“He gave them their request, but sent leanness to their souls.” Psalm 106:15 NKJV
“If you don’t have it and can’t afford it, maybe God knows that you don’t need it now.”
My thoughts today advise, “be careful what you ask for.”
Have you ever wanted something so badly that you felt you could “not live without it?” It is far too easy to confuse what you want with what you need. You need a few things. You want a lot of things, some at the wrong time, some just the wrong thing. Life is not best when you live as though you should have whatever you want, whenever you want it. You might think you would be happier if you had anything and everything that you want. You wouldn’t; life doesn’t work like that.
You won’t value and appreciate what comes too quickly or easily, as much as things for which you have to work and wait. An unprecedented affluence indulges an immediacy – an instant gratification – a former generation never knew. Whatever happened to the value of deferred gratification? Today people not only have to have the best, they now have to have the latest as well, without regard to the waste or expense.
“Right now” is not always better than “soon or later.” Our parents and grandparents saved for what they wanted rather than having the option to charge it. When did credit cards replace layaway? Are you better for that?

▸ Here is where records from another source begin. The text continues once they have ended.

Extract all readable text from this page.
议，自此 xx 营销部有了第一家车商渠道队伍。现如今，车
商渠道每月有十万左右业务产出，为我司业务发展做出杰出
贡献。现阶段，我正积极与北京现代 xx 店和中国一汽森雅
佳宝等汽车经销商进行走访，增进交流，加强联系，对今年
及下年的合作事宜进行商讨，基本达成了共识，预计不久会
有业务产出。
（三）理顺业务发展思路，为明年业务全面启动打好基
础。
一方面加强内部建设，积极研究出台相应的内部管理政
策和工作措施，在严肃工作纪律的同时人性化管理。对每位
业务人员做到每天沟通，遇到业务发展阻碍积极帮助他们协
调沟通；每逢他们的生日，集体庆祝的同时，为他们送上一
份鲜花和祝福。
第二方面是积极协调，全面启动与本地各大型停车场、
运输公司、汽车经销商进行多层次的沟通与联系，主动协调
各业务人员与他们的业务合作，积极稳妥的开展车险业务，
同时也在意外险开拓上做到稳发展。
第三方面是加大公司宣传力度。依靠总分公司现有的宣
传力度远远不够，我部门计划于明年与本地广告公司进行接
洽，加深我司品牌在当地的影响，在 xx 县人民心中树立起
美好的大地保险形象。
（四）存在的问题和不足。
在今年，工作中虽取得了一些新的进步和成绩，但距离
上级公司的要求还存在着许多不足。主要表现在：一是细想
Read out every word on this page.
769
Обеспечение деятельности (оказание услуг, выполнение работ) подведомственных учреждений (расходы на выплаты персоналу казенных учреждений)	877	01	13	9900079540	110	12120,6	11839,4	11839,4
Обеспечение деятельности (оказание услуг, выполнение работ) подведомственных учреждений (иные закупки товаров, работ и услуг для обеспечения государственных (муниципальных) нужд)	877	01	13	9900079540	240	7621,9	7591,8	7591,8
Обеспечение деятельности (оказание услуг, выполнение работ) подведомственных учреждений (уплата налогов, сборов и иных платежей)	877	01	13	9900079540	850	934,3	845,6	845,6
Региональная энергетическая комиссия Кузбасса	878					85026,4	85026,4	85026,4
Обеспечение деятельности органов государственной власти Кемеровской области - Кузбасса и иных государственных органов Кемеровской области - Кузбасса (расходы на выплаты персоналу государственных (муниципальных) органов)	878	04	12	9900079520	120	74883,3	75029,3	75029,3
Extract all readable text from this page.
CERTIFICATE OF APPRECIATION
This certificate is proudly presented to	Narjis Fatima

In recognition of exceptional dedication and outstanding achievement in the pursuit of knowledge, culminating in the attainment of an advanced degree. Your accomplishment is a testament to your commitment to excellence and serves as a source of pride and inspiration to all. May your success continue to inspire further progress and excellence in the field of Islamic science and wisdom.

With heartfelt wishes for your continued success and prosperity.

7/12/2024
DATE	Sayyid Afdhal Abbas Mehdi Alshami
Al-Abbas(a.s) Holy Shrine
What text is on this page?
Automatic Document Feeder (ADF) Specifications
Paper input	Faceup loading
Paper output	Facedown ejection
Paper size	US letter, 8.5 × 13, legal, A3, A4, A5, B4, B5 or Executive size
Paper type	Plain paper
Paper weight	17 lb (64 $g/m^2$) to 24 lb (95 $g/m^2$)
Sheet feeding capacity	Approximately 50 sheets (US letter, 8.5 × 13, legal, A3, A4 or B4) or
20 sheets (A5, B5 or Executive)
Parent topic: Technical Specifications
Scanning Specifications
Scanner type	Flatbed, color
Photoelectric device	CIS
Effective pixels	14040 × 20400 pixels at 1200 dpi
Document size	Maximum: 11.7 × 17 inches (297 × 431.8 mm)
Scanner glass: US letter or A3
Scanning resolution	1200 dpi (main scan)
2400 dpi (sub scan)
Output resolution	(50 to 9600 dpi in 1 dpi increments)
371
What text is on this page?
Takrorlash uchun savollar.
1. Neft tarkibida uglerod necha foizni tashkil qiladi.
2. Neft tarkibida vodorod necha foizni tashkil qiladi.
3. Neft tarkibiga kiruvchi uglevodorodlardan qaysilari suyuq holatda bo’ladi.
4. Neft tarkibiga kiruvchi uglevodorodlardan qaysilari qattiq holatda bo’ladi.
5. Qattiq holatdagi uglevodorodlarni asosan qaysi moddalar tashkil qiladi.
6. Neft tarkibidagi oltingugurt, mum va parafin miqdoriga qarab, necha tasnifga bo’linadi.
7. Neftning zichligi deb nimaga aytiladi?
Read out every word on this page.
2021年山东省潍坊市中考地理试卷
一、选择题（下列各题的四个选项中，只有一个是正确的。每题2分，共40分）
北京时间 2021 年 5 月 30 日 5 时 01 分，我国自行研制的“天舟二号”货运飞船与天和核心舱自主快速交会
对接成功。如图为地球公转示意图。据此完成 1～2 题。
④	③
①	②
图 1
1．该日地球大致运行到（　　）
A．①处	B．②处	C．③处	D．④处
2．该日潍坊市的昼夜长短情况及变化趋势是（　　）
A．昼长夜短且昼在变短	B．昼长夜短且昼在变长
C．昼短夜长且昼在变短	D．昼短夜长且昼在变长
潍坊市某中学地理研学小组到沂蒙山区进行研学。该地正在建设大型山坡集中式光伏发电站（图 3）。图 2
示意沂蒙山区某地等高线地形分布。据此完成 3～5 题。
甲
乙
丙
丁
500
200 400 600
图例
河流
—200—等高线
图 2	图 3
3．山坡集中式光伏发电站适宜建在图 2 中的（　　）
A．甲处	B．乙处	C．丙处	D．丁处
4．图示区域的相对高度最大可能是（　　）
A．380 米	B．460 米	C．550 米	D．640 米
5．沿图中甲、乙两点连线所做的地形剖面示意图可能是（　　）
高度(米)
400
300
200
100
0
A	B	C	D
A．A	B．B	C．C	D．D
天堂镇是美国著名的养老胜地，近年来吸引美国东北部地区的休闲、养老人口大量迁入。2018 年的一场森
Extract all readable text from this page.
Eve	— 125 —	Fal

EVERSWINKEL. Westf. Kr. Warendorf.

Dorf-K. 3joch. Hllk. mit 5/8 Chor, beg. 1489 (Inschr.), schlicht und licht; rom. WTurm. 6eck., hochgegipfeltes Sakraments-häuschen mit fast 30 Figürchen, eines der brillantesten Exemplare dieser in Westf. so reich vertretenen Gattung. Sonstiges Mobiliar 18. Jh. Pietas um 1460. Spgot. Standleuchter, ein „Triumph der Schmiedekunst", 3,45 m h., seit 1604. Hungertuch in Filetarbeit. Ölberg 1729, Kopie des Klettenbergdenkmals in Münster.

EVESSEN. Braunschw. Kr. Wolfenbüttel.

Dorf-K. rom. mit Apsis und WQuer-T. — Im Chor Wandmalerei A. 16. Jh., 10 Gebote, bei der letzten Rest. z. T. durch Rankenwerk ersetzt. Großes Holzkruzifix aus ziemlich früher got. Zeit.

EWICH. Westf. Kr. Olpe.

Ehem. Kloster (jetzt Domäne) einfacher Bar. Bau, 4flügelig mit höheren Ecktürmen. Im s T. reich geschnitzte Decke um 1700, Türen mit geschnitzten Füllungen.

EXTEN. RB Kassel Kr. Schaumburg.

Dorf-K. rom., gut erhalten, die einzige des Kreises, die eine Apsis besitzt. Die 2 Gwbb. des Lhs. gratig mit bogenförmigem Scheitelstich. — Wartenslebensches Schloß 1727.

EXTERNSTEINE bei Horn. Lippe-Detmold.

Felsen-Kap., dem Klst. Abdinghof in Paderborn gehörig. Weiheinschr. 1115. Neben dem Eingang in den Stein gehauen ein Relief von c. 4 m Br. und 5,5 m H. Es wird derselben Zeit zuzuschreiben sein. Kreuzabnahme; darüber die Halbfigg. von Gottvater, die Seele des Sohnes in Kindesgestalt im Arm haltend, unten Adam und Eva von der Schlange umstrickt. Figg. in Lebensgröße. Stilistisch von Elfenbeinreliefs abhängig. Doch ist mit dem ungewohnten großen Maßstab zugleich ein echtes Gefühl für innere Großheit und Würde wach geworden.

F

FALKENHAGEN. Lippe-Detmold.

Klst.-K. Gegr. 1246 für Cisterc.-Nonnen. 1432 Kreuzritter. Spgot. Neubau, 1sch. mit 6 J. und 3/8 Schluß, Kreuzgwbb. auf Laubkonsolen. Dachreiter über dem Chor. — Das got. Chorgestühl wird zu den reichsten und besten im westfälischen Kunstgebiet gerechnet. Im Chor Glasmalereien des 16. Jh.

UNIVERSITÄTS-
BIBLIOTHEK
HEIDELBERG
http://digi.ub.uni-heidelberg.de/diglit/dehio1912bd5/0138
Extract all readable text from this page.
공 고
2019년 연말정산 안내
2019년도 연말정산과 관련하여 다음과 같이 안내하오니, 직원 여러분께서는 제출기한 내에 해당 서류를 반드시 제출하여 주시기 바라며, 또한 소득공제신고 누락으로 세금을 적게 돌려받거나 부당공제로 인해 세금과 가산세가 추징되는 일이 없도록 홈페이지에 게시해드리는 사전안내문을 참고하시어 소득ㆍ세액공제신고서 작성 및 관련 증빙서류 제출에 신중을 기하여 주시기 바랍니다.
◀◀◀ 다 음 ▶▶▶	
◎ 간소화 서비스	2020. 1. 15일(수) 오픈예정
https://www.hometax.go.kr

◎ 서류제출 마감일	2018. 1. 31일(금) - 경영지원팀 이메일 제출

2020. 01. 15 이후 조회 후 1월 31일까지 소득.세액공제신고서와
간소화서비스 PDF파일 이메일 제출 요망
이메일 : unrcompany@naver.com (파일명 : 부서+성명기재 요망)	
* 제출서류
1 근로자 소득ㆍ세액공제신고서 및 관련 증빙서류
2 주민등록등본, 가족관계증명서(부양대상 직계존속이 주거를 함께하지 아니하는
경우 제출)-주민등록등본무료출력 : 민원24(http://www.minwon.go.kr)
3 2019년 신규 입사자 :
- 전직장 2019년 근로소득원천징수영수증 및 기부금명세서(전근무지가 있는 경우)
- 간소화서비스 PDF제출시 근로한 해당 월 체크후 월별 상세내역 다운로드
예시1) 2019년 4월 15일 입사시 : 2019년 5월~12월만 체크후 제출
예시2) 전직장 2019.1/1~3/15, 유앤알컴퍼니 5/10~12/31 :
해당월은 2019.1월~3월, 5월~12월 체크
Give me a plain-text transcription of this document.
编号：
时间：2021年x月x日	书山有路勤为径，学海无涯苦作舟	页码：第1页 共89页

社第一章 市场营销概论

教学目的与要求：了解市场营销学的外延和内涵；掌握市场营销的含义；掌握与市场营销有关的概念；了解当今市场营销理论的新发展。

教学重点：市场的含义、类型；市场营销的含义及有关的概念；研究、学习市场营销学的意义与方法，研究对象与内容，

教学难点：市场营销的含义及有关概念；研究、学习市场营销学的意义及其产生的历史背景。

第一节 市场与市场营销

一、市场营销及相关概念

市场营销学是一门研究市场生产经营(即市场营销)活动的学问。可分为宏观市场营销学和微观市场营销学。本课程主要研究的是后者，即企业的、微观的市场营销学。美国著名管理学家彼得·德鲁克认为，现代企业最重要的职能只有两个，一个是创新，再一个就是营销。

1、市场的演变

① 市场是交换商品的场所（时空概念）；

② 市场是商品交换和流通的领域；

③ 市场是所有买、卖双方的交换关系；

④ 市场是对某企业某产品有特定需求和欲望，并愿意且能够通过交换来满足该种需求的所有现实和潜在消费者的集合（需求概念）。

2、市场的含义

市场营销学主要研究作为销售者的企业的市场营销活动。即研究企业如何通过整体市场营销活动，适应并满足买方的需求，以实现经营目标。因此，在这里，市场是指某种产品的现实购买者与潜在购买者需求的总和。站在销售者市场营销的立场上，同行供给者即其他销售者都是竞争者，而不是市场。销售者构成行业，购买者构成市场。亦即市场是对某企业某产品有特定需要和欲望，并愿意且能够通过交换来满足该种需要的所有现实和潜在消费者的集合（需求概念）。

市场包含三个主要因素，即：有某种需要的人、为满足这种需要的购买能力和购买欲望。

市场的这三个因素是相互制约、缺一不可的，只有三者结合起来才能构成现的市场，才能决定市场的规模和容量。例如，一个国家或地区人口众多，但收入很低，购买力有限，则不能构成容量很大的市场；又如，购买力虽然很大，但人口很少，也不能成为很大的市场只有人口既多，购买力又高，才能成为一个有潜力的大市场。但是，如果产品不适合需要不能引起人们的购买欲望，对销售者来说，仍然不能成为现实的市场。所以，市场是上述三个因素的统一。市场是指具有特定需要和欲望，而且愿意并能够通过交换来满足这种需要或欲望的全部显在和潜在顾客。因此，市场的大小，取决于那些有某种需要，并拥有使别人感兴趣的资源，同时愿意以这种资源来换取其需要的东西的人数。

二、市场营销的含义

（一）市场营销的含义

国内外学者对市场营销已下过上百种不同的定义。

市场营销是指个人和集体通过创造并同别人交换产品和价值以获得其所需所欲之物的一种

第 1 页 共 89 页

You don’t need everything you think you have to have, and you don’t have to have everything you want.
Like ancient Israel, I fear there is a leanness of soul that has been the result of demanding to have what we would not first trust God to provide. If you don’t have it and can’t afford it, maybe God knows better than you that you don’t need it now. “When you ask, you do not receive, because you ask with wrong motives, that you may spend what you get on your own pleasures.” James 4:3 NIV.
This is no small matter in God’s view. I was stunned as I read aloud the blunt words of the verses before and after this one. God described this needless consumption and spending as an adulterous relationship with the world – seduced by a false lover – rather than prizing a pure devotion to God. Read James 4:1-10NIV. Where does all this start? “You want something but don’t get it!” vs. 2. (See Hebrews 13:5 NIV).
Debt allows people to rely on an unpredictable provider. Sadly, parents who cannot say no to themselves certainly cannot say no to their children and teens. And one generation’s debt addiction passes to the next, who simply adds to it, often not knowing any better than to do so. If you insist on obtaining by your own means what God does not supply, there is a leanness of soul that signals the absence of His blessing. Read Psalm 106:6-15 NKJV. Be careful what you ask for; you might get it.
I would rather have less with God’s blessing than to have more without it. Learn to trust this truth, “And with all His abundant wealth through Christ Jesus, my God will supply all your needs.” Philippians 4:19 Today’s English Version.
My prayer for you today is: be content with what you have; pray for what you need.